Oliver Scheiber im Interview zur Lage der Justiz und Reform des Strafrechts.

Strafverschärfungen sollen den Gewaltschutz fördern. Doch wie wirksam ist diese Herangehensweise wirklich? Valentina Klemen und Ricardo Parger trafen den Strafrichter Oliver Scheiber, um über die tägliche Praxis bei Gericht, die geplante Strafrechtsreform sowie über den gesellschaftlichen Umgang mit Gewalt zu sprechen.
Parger: Herr Scheiber, Sie sind nicht nur Gerichtsvorsteher an einem Bezirksgericht in Wien, sondern engagieren sich auch außerhalb dieser Tätigkeit. Inwiefern dürfen oder sollen sich Richter öffentlich politisch äußern?
Scheiber: Wenn ich bei mir persönlich beginne, dann war zivilgesellschaftliches Engagement stets ein wichtiger Teil meiner Persönlichkeit und meines Agierens. Selbstverständlich erfordert der Richterberuf eine Menge besonderer Verpflichtungen und Rücksichtnahmen. Diese ergeben sich zum Teil aus dem Gesetz: Zum Beispiel dürfen Richter*innen keine Vorstandsfunktionen in Kapitalgesellschaften annehmen, müssen eine ethische Herangehensweise bei öffentlichen Auftritten an den Tag legen und auch eine gewisse Distanz zu politischen Parteien haben. Wichtig ist eine saubere Trennung [von beruflicher Tätigkeit und privatem Engagement] und Professionalität im Beruf. Grundsätzlich würde ich jedoch aus meiner Biographie heraus sagen, dass der Beruf des Richters/der Richterin ein zivilgesellschaftliches Engagement nicht ausschließen darf und im Sinne der freien Meinungsäußerung auch nicht ausschließen kann.

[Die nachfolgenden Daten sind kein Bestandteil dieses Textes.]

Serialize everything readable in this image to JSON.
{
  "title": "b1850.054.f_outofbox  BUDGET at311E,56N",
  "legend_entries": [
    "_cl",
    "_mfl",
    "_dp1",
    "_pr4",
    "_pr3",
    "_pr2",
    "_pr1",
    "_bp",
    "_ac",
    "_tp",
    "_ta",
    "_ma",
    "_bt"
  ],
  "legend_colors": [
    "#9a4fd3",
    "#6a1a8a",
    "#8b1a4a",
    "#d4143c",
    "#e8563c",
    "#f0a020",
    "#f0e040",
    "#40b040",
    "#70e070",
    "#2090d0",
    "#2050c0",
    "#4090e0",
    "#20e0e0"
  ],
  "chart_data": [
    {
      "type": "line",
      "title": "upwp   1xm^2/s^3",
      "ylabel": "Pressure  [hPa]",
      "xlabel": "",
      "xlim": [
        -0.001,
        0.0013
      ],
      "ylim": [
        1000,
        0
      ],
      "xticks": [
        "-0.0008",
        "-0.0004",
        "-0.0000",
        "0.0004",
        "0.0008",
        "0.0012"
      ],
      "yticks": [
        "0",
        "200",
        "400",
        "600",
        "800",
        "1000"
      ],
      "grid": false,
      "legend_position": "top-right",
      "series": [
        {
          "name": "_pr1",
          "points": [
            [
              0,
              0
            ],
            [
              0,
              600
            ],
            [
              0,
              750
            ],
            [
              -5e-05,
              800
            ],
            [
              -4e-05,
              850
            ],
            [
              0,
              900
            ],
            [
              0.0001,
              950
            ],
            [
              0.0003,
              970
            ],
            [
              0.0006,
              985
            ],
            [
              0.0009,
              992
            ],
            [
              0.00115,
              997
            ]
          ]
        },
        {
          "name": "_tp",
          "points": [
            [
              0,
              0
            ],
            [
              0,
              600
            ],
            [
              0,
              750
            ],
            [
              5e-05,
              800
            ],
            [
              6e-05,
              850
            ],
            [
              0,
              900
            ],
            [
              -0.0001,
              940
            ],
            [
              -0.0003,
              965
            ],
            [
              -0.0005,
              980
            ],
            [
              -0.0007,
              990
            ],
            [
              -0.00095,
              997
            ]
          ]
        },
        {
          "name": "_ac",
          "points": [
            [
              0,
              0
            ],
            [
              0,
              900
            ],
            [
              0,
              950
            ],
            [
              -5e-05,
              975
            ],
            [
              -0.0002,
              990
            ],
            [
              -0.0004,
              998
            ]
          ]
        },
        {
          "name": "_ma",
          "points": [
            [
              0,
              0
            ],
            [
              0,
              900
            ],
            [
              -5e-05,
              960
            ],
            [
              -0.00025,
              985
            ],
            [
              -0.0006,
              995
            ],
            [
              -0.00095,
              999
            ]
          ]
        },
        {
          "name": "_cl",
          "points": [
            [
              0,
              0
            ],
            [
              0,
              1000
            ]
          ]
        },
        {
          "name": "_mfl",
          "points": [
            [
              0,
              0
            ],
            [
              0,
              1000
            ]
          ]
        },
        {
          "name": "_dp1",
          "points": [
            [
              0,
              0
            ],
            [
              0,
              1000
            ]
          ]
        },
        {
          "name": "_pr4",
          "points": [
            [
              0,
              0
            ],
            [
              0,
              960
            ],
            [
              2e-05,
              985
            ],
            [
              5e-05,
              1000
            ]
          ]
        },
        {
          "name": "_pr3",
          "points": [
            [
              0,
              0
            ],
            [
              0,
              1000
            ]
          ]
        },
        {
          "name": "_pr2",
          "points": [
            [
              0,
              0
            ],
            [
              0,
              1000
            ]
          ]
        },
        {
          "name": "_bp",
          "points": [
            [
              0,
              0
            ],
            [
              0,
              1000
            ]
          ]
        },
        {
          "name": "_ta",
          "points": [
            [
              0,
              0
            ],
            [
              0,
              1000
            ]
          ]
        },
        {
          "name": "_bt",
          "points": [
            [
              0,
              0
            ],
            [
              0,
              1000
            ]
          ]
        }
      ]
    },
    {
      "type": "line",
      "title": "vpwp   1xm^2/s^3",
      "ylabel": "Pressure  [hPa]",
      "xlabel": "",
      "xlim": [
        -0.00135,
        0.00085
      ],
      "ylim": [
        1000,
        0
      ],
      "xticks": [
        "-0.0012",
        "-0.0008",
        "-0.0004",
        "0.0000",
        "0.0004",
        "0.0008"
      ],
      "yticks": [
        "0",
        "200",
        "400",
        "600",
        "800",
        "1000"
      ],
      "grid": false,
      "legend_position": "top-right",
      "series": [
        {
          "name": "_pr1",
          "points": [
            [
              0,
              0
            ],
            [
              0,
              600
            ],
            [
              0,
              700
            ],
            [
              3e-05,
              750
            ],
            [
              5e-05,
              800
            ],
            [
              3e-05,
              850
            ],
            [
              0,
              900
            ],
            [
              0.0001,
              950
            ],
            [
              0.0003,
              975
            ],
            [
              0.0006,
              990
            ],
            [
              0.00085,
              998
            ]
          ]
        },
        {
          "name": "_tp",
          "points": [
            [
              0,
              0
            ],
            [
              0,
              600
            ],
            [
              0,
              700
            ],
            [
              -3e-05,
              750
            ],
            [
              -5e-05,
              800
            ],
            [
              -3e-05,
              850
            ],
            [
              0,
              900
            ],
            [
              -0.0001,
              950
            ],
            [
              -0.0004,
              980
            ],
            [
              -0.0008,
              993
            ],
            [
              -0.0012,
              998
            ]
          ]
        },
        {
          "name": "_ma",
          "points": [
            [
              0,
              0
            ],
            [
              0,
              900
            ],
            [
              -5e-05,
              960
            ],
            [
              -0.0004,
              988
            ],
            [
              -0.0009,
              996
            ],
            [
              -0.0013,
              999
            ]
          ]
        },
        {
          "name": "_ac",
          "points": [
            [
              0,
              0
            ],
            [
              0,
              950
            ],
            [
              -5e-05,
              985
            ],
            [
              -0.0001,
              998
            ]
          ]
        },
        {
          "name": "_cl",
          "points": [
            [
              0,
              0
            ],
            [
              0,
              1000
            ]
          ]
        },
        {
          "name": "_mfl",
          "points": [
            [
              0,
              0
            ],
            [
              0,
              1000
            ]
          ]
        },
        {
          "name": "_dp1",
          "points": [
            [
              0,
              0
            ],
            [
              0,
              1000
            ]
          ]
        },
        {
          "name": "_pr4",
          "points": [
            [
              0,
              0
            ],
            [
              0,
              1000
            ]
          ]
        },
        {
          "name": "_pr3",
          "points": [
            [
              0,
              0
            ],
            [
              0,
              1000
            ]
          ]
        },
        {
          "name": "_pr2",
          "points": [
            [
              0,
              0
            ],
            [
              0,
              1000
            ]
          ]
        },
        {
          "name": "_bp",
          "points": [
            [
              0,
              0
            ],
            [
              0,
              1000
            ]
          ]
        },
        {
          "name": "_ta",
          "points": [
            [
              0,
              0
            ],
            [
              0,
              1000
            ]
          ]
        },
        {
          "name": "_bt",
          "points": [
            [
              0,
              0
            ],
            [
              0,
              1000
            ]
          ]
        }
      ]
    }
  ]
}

Klemen: Die derzeitige Lage der Justiz liefert ausreichend
Anlässe für ein solches Engagement. Man hört ständig, es seien zu wenig
finanzielle Mittel vorhanden, bei der Staatsanwaltschaft fehle es an Personal.

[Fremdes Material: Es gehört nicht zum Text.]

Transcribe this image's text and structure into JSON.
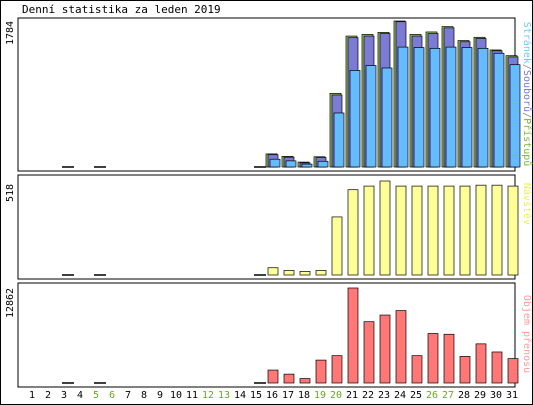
{
  "title": "Denní statistika za leden 2019",
  "chart_data": [
    {
      "type": "bar",
      "title": "Denní statistika za leden 2019",
      "categories": [
        "1",
        "2",
        "3",
        "4",
        "5",
        "6",
        "7",
        "8",
        "9",
        "10",
        "11",
        "12",
        "13",
        "14",
        "15",
        "16",
        "17",
        "18",
        "19",
        "20",
        "21",
        "22",
        "23",
        "24",
        "25",
        "26",
        "27",
        "28",
        "29",
        "30",
        "31"
      ],
      "weekend_days": [
        "5",
        "6",
        "12",
        "13",
        "19",
        "20",
        "26",
        "27"
      ],
      "ymax_label": "1784",
      "ymax": 1784,
      "legend_parts": [
        {
          "text": "Stránek",
          "color": "#66ccff"
        },
        {
          "text": "/",
          "color": "#888888"
        },
        {
          "text": "Souborů",
          "color": "#7777dd"
        },
        {
          "text": "/",
          "color": "#888888"
        },
        {
          "text": "Přístupů",
          "color": "#77bb33"
        }
      ],
      "series": [
        {
          "name": "Přístupů",
          "color": "#99cc66",
          "values": [
            0,
            0,
            10,
            0,
            10,
            0,
            0,
            0,
            0,
            0,
            0,
            0,
            0,
            0,
            10,
            160,
            130,
            60,
            125,
            900,
            1600,
            1620,
            1645,
            1784,
            1620,
            1650,
            1715,
            1545,
            1585,
            1430,
            1360
          ]
        },
        {
          "name": "Souborů",
          "color": "#7b7bd6",
          "values": [
            0,
            0,
            0,
            0,
            0,
            0,
            0,
            0,
            0,
            0,
            0,
            0,
            0,
            0,
            0,
            150,
            120,
            50,
            115,
            880,
            1580,
            1600,
            1630,
            1775,
            1600,
            1630,
            1700,
            1530,
            1570,
            1420,
            1345
          ]
        },
        {
          "name": "Stránek",
          "color": "#66bbff",
          "values": [
            0,
            0,
            0,
            0,
            0,
            0,
            0,
            0,
            0,
            0,
            0,
            0,
            0,
            0,
            0,
            95,
            75,
            35,
            70,
            660,
            1180,
            1240,
            1210,
            1465,
            1460,
            1450,
            1465,
            1460,
            1450,
            1390,
            1250
          ]
        }
      ]
    },
    {
      "type": "bar",
      "ymax_label": "518",
      "ymax": 518,
      "legend": "Návštěv",
      "legend_color": "#eeee55",
      "series": [
        {
          "name": "Návštěv",
          "color": "#ffff99",
          "values": [
            0,
            0,
            5,
            0,
            5,
            0,
            0,
            0,
            0,
            0,
            0,
            0,
            0,
            0,
            5,
            40,
            25,
            20,
            25,
            320,
            470,
            490,
            518,
            490,
            490,
            490,
            490,
            490,
            495,
            495,
            490
          ]
        }
      ]
    },
    {
      "type": "bar",
      "ymax_label": "12862",
      "ymax": 12862,
      "legend": "Objem přenosu",
      "legend_color": "#ff9999",
      "series": [
        {
          "name": "Objem přenosu",
          "color": "#ff7777",
          "values": [
            0,
            0,
            100,
            0,
            100,
            0,
            0,
            0,
            0,
            0,
            0,
            0,
            0,
            0,
            100,
            1750,
            1200,
            600,
            3100,
            3700,
            12862,
            8300,
            9200,
            9800,
            3700,
            6700,
            6600,
            3600,
            5300,
            4200,
            3300
          ]
        }
      ]
    }
  ]
}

Trotzdem wird Budget gekürzt und Planstellen werden nicht nachbesetzt. Das
zeigt sich auch in komplizierten Korruptions- und Wirtschaftsstrafverfahren,
wie zuletzt bei der Eurofighter-Causa. Wie nehmen Sie das in der Praxis wahr?
Scheiber: Die aktuellen
Schwierigkeiten haben eine lange Vorgeschichte. Die Justiz ist traditionell ein
sehr sparsames Ressort mit wenigen Ermessensausgaben. Als dann die
gleichmäßigen Kürzungen in allen Ressorts vor etwa 20, 30 Jahren begonnen
haben, war die schon damals schlanke Justiz natürlich doppelt betroffen. In den
letzten Jahren haben wir jedoch gesehen, dass bei der Justiz gekürzt wird,
während z.B. bei der Polizei Aufstockungen erfolgen. Das hat definitiv zu einer
Schieflage geführt.
Parger: Könnte man das als einen Angriff auf den Rechtsstaat
interpretieren?
Scheiber: Könnte man, wenn man
unterstellen mag, dass dahinter ein Plan oder eine Absicht steht. Es ist
natürlich bei jeder politischen Partei, die ein (eher) autoritäres Staatsbild
vor sich hat, eine Tendenz da, die Polizei zu stärken und Ressourcen bei
kontrollierenden Einrichtungen wie Justiz oder Parlament zurückzunehmen.
Parger: Viele
Richter*innen fühlen sich im Stich gelassen und fürchten sogar, dass die
finanzielle Situation der Justiz den Rechtsstaat gefährde. Dazu kommen
wiederholte Angriffe der bis vor kurzem regierenden freiheitlichen Partei.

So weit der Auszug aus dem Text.